Il re, stando sempre a letto, si fece dare il foglio, e lo rilesse con molta attenzione. Poi lo mise sotto il guanciale, e licenziò il bibliotecario.
Girolamo si fece vestire; e dopo colazione, non avendo nulla di meglio da fare, si diè a ricopiare la lettera di Pigault. Lacerò due o tre fogli, e finalmente il quarto riuscì di sua soddisfazione. Mentre sigillava l'audace scritto, le sue labbra si atteggiarono ad un maligno sorriso.

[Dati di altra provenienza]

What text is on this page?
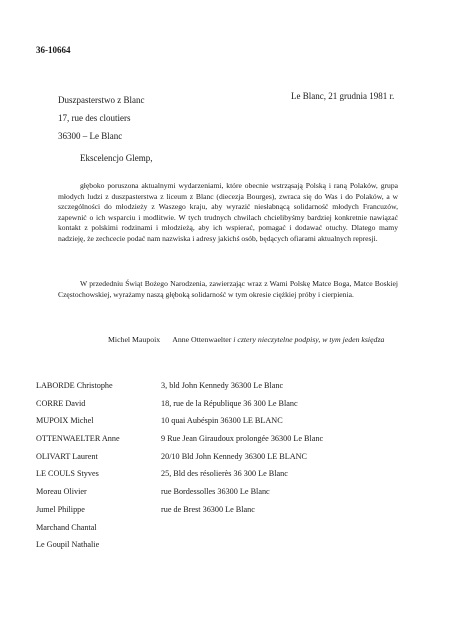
36-10664
Duszpasterstwo z Blanc
17, rue des cloutiers
36300 – Le Blanc
Le Blanc, 21 grudnia 1981 r.
Ekscelencjo Glemp,
głęboko poruszona aktualnymi wydarzeniami, które obecnie wstrząsają Polską i raną Polaków, grupa młodych ludzi z duszpasterstwa z liceum z Blanc (diecezja Bourges), zwraca się do Was i do Polaków, a w szczególności do młodzieży z Waszego kraju, aby wyrazić niesłabnącą solidarność młodych Francuzów, zapewnić o ich wsparciu i modlitwie. W tych trudnych chwilach chcielibyśmy bardziej konkretnie nawiązać kontakt z polskimi rodzinami i młodzieżą, aby ich wspierać, pomagać i dodawać otuchy. Dlatego mamy nadzieję, że zechcecie podać nam nazwiska i adresy jakichś osób, będących ofiarami aktualnych represji.
W przededniu Świąt Bożego Narodzenia, zawierzając wraz z Wami Polskę Matce Boga, Matce Boskiej Częstochowskiej, wyrażamy naszą głęboką solidarność w tym okresie ciężkiej próby i cierpienia.
Michel Maupoix Anne Ottenwaelter i cztery nieczytelne podpisy, w tym jeden księdza
LABORDE Christophe	3, bld John Kennedy 36300 Le Blanc
CORRE David	18, rue de la République 36 300 Le Blanc
MUPOIX Michel	10 quai Aubéspin 36300 LE BLANC
OTTENWAELTER Anne	9 Rue Jean Giraudoux prolongée 36300 Le Blanc
OLIVART Laurent	20/10 Bld John Kennedy 36300 LE BLANC
LE COULS Styves	25, Bld des résolierès 36 300 Le Blanc
Moreau Olivier	rue Bordessolles 36300 Le Blanc
Jumel Philippe	rue de Brest 36300 Le Blanc
Marchand Chantal
Le Goupil Nathalie
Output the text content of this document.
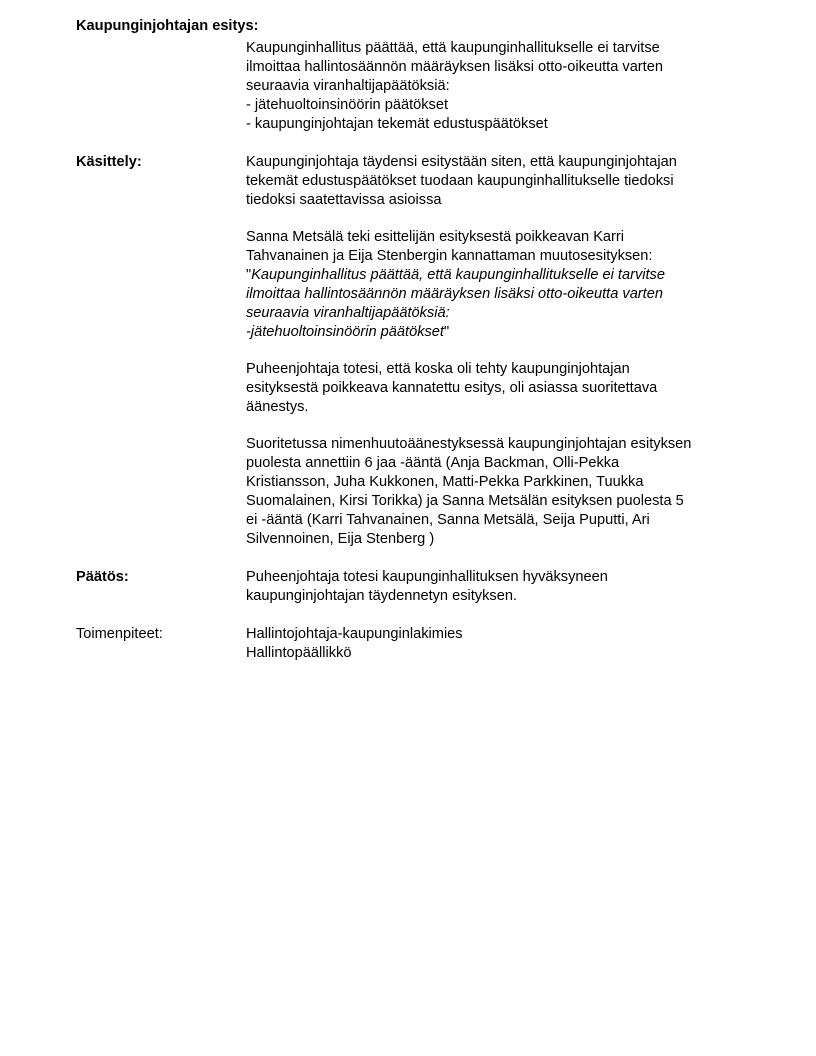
Kaupunginjohtajan esitys:
Kaupunginhallitus päättää, että kaupunginhallitukselle ei tarvitse
ilmoittaa hallintosäännön määräyksen lisäksi otto-oikeutta varten
seuraavia viranhaltijapäätöksiä:
- jätehuoltoinsinöörin päätökset
- kaupunginjohtajan tekemät edustuspäätökset
Käsittely:	Kaupunginjohtaja täydensi esitystään siten, että kaupunginjohtajan
tekemät edustuspäätökset tuodaan kaupunginhallitukselle tiedoksi
tiedoksi saatettavissa asioissa
Sanna Metsälä teki esittelijän esityksestä poikkeavan Karri
Tahvanainen ja Eija Stenbergin kannattaman muutosesityksen:
"Kaupunginhallitus päättää, että kaupunginhallitukselle ei tarvitse
ilmoittaa hallintosäännön määräyksen lisäksi otto-oikeutta varten
seuraavia viranhaltijapäätöksiä:
-jätehuoltoinsinöörin päätökset"
Puheenjohtaja totesi, että koska oli tehty kaupunginjohtajan
esityksestä poikkeava kannatettu esitys, oli asiassa suoritettava
äänestys.
Suoritetussa nimenhuutoäänestyksessä kaupunginjohtajan esityksen
puolesta annettiin 6 jaa -ääntä (Anja Backman, Olli-Pekka
Kristiansson, Juha Kukkonen, Matti-Pekka Parkkinen, Tuukka
Suomalainen, Kirsi Torikka) ja Sanna Metsälän esityksen puolesta 5
ei -ääntä (Karri Tahvanainen, Sanna Metsälä, Seija Puputti, Ari
Silvennoinen, Eija Stenberg )
Päätös:	Puheenjohtaja totesi kaupunginhallituksen hyväksyneen
kaupunginjohtajan täydennetyn esityksen.
Toimenpiteet:	Hallintojohtaja-kaupunginlakimies
Hallintopäällikkö
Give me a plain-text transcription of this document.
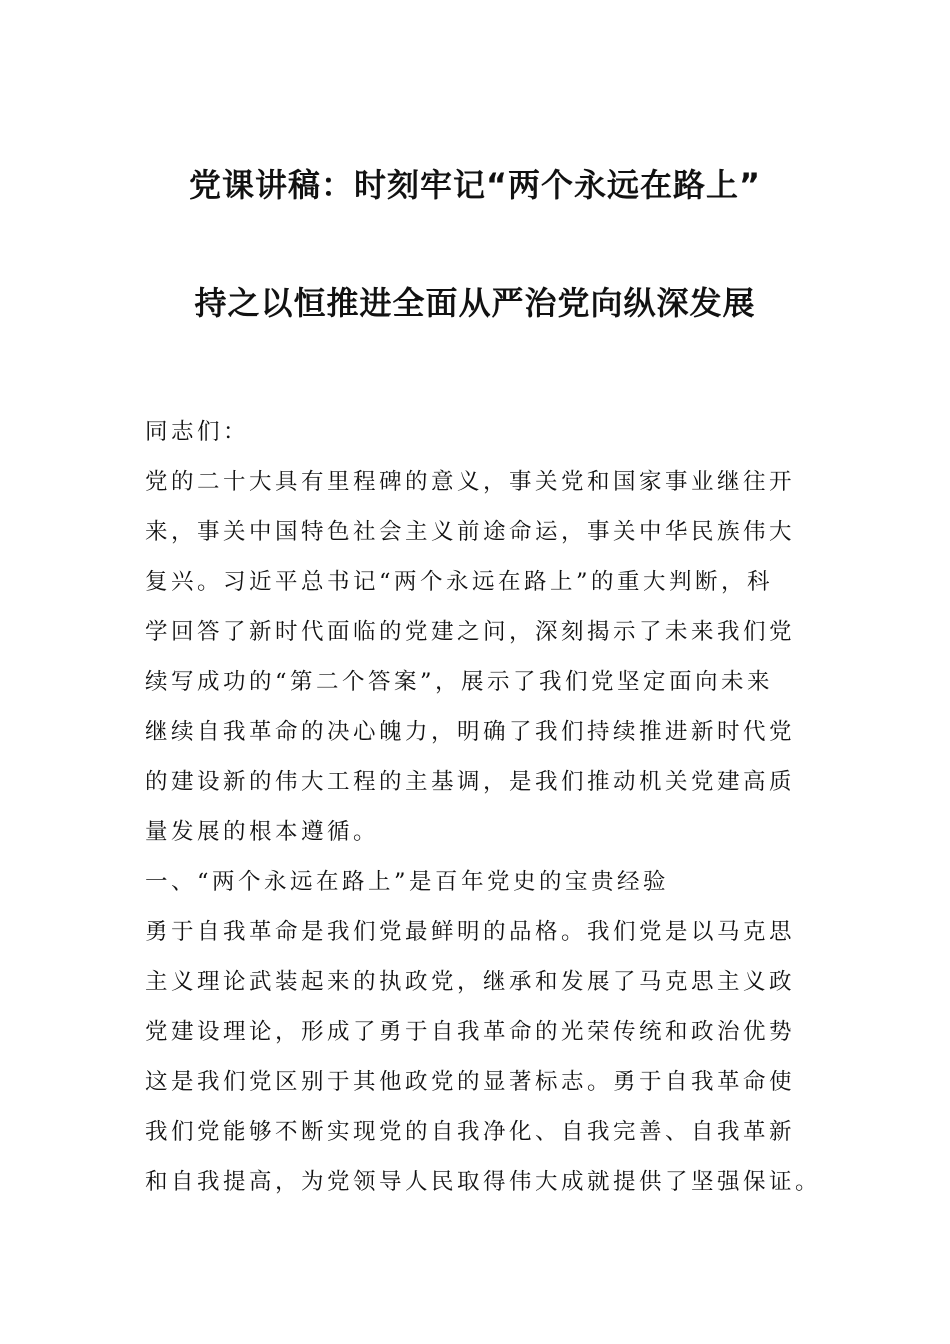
党课讲稿：时刻牢记“两个永远在路上”
持之以恒推进全面从严治党向纵深发展
同志们：
党的二十大具有里程碑的意义，事关党和国家事业继往开
来，事关中国特色社会主义前途命运，事关中华民族伟大
复兴。习近平总书记“两个永远在路上”的重大判断，科
学回答了新时代面临的党建之问，深刻揭示了未来我们党
续写成功的“第二个答案”，展示了我们党坚定面向未来
继续自我革命的决心魄力，明确了我们持续推进新时代党
的建设新的伟大工程的主基调，是我们推动机关党建高质
量发展的根本遵循。
一、“两个永远在路上”是百年党史的宝贵经验
勇于自我革命是我们党最鲜明的品格。我们党是以马克思
主义理论武装起来的执政党，继承和发展了马克思主义政
党建设理论，形成了勇于自我革命的光荣传统和政治优势
这是我们党区别于其他政党的显著标志。勇于自我革命使
我们党能够不断实现党的自我净化、自我完善、自我革新
和自我提高，为党领导人民取得伟大成就提供了坚强保证。
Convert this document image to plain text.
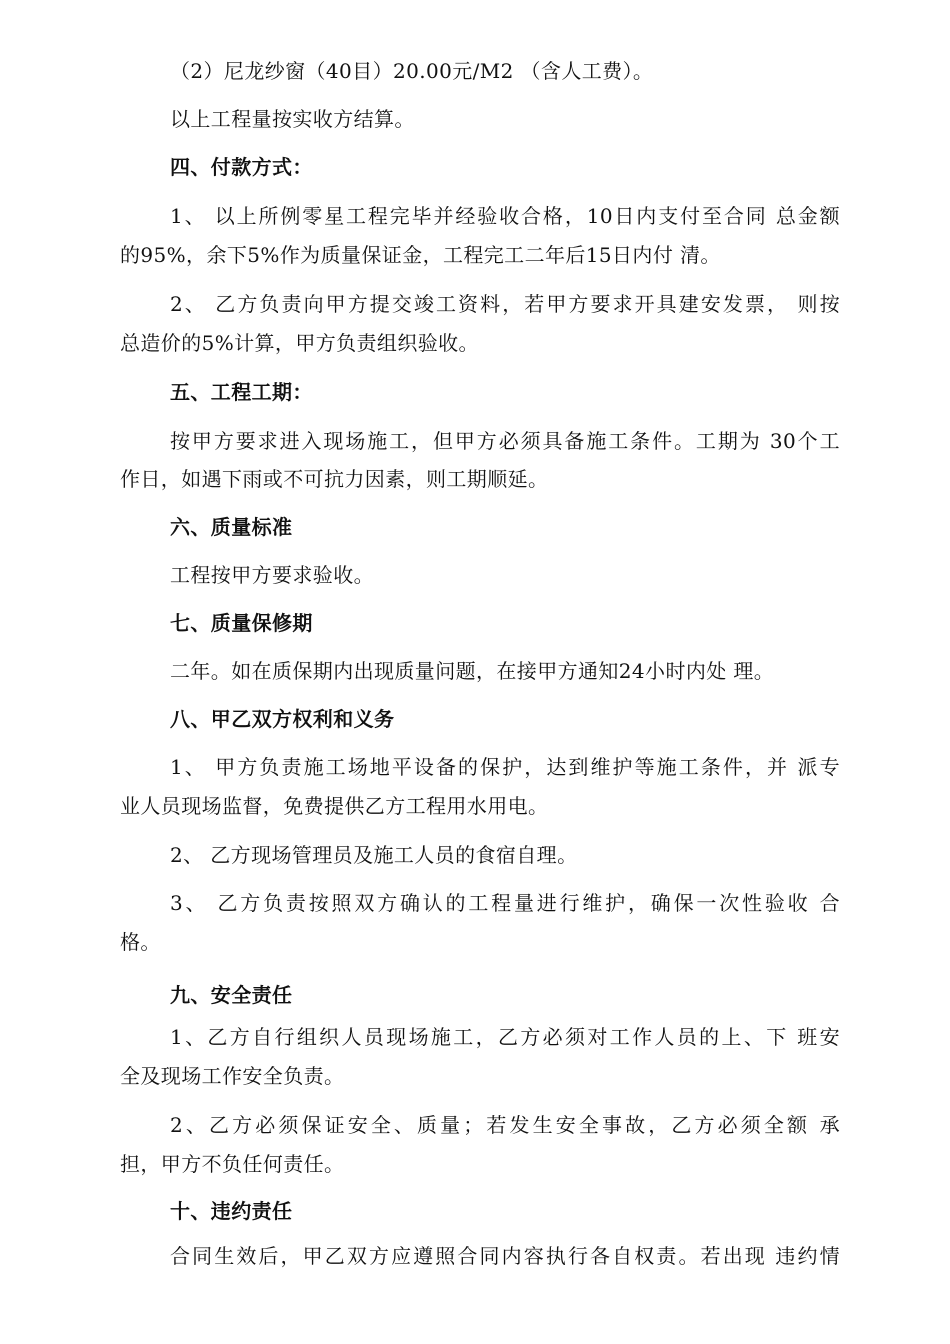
（2）尼龙纱窗（40目）20.00元/M2 （含人工费）。
以上工程量按实收方结算。
四、付款方式：
1、 以上所例零星工程完毕并经验收合格，10日内支付至合同 总金额
的95%，余下5%作为质量保证金，工程完工二年后15日内付 清。
2、 乙方负责向甲方提交竣工资料，若甲方要求开具建安发票， 则按
总造价的5%计算，甲方负责组织验收。
五、工程工期：
按甲方要求进入现场施工，但甲方必须具备施工条件。工期为 30个工
作日，如遇下雨或不可抗力因素，则工期顺延。
六、质量标准
工程按甲方要求验收。
七、质量保修期
二年。如在质保期内出现质量问题，在接甲方通知24小时内处 理。
八、甲乙双方权利和义务
1、 甲方负责施工场地平设备的保护，达到维护等施工条件，并 派专
业人员现场监督，免费提供乙方工程用水用电。
2、 乙方现场管理员及施工人员的食宿自理。
3、 乙方负责按照双方确认的工程量进行维护，确保一次性验收 合
格。
九、安全责任
1、乙方自行组织人员现场施工，乙方必须对工作人员的上、下 班安
全及现场工作安全负责。
2、乙方必须保证安全、质量；若发生安全事故，乙方必须全额 承
担，甲方不负任何责任。
十、违约责任
合同生效后，甲乙双方应遵照合同内容执行各自权责。若出现 违约情
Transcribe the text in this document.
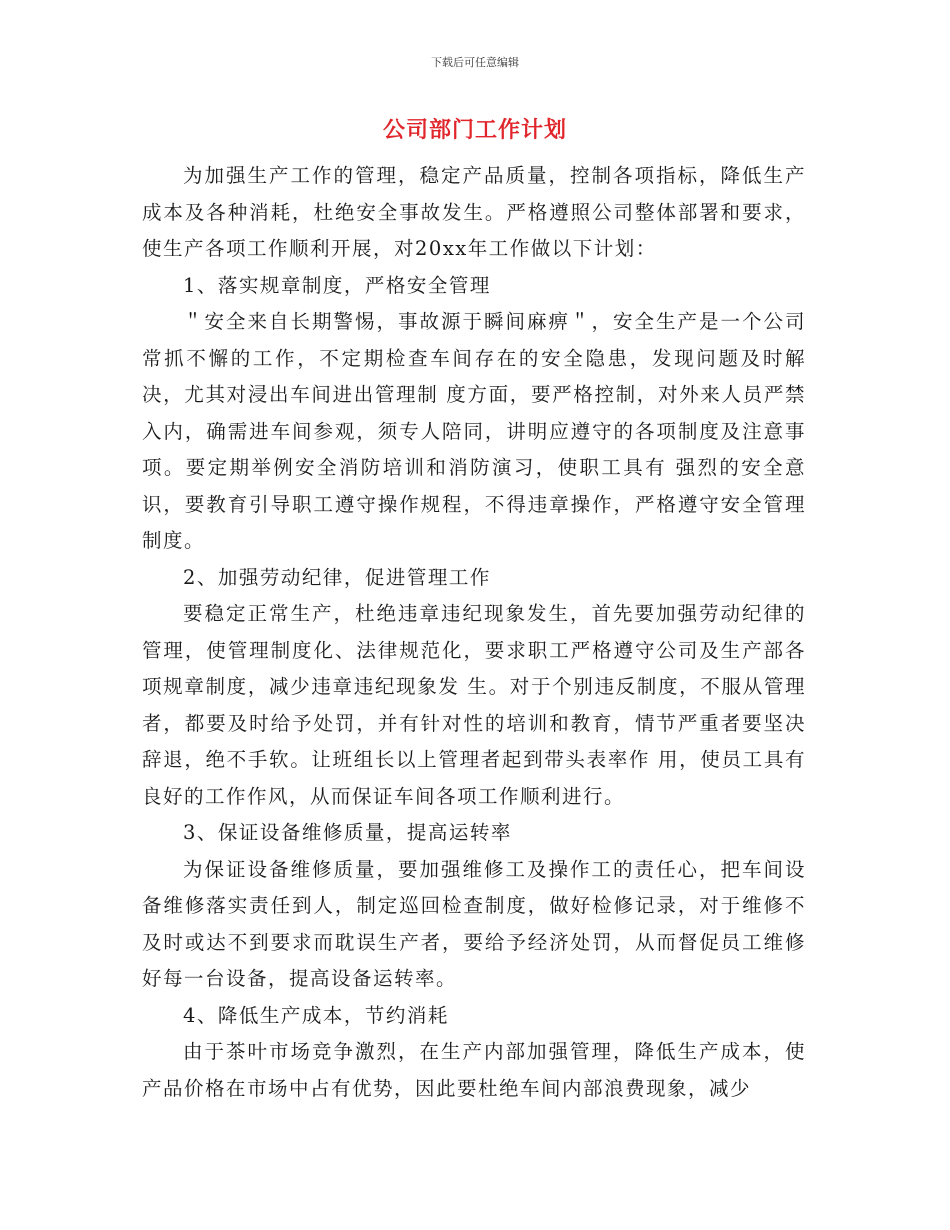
下载后可任意编辑
公司部门工作计划

为加强生产工作的管理，稳定产品质量，控制各项指标，降低生产成本及各种消耗，杜绝安全事故发生。严格遵照公司整体部署和要求，使生产各项工作顺利开展，对20xx年工作做以下计划：

1、落实规章制度，严格安全管理

＂安全来自长期警惕，事故源于瞬间麻痹＂，安全生产是一个公司常抓不懈的工作，不定期检查车间存在的安全隐患，发现问题及时解决，尤其对浸出车间进出管理制 度方面，要严格控制，对外来人员严禁入内，确需进车间参观，须专人陪同，讲明应遵守的各项制度及注意事项。要定期举例安全消防培训和消防演习，使职工具有 强烈的安全意识，要教育引导职工遵守操作规程，不得违章操作，严格遵守安全管理制度。

2、加强劳动纪律，促进管理工作

要稳定正常生产，杜绝违章违纪现象发生，首先要加强劳动纪律的管理，使管理制度化、法律规范化，要求职工严格遵守公司及生产部各项规章制度，减少违章违纪现象发 生。对于个别违反制度，不服从管理者，都要及时给予处罚，并有针对性的培训和教育，情节严重者要坚决辞退，绝不手软。让班组长以上管理者起到带头表率作 用，使员工具有良好的工作作风，从而保证车间各项工作顺利进行。

3、保证设备维修质量，提高运转率

为保证设备维修质量，要加强维修工及操作工的责任心，把车间设备维修落实责任到人，制定巡回检查制度，做好检修记录，对于维修不及时或达不到要求而耽误生产者，要给予经济处罚，从而督促员工维修好每一台设备，提高设备运转率。

4、降低生产成本，节约消耗

由于茶叶市场竞争激烈，在生产内部加强管理，降低生产成本，使产品价格在市场中占有优势，因此要杜绝车间内部浪费现象，减少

— Senza dubbio, — mormorava tra sè — questo farà un grand’efletto! Darei un'occhio del capo, se potessi godermi ii suo aspetto confuso e lo scoppio della sua collera! Prima o dopo bisognava pur venire ad una rottura!
Io voglio mostrare all’Europa stupefatta, che non sono quello che sembro.
Autonomia, indipendenza, dignità — sono queste le condizioni indispensabili alla reputazione di un trono! Io non sto qui per reggere lo strascico al mio signor fratello.
Aut, aut! Il dado è tratto!
E con questa disposizione d’animo, porse la lettera ad un cacciatore della guardia, con ordine di consegnarla immediatamente al corriere.
Poche ore appresso lo scritto fatale era in cammino.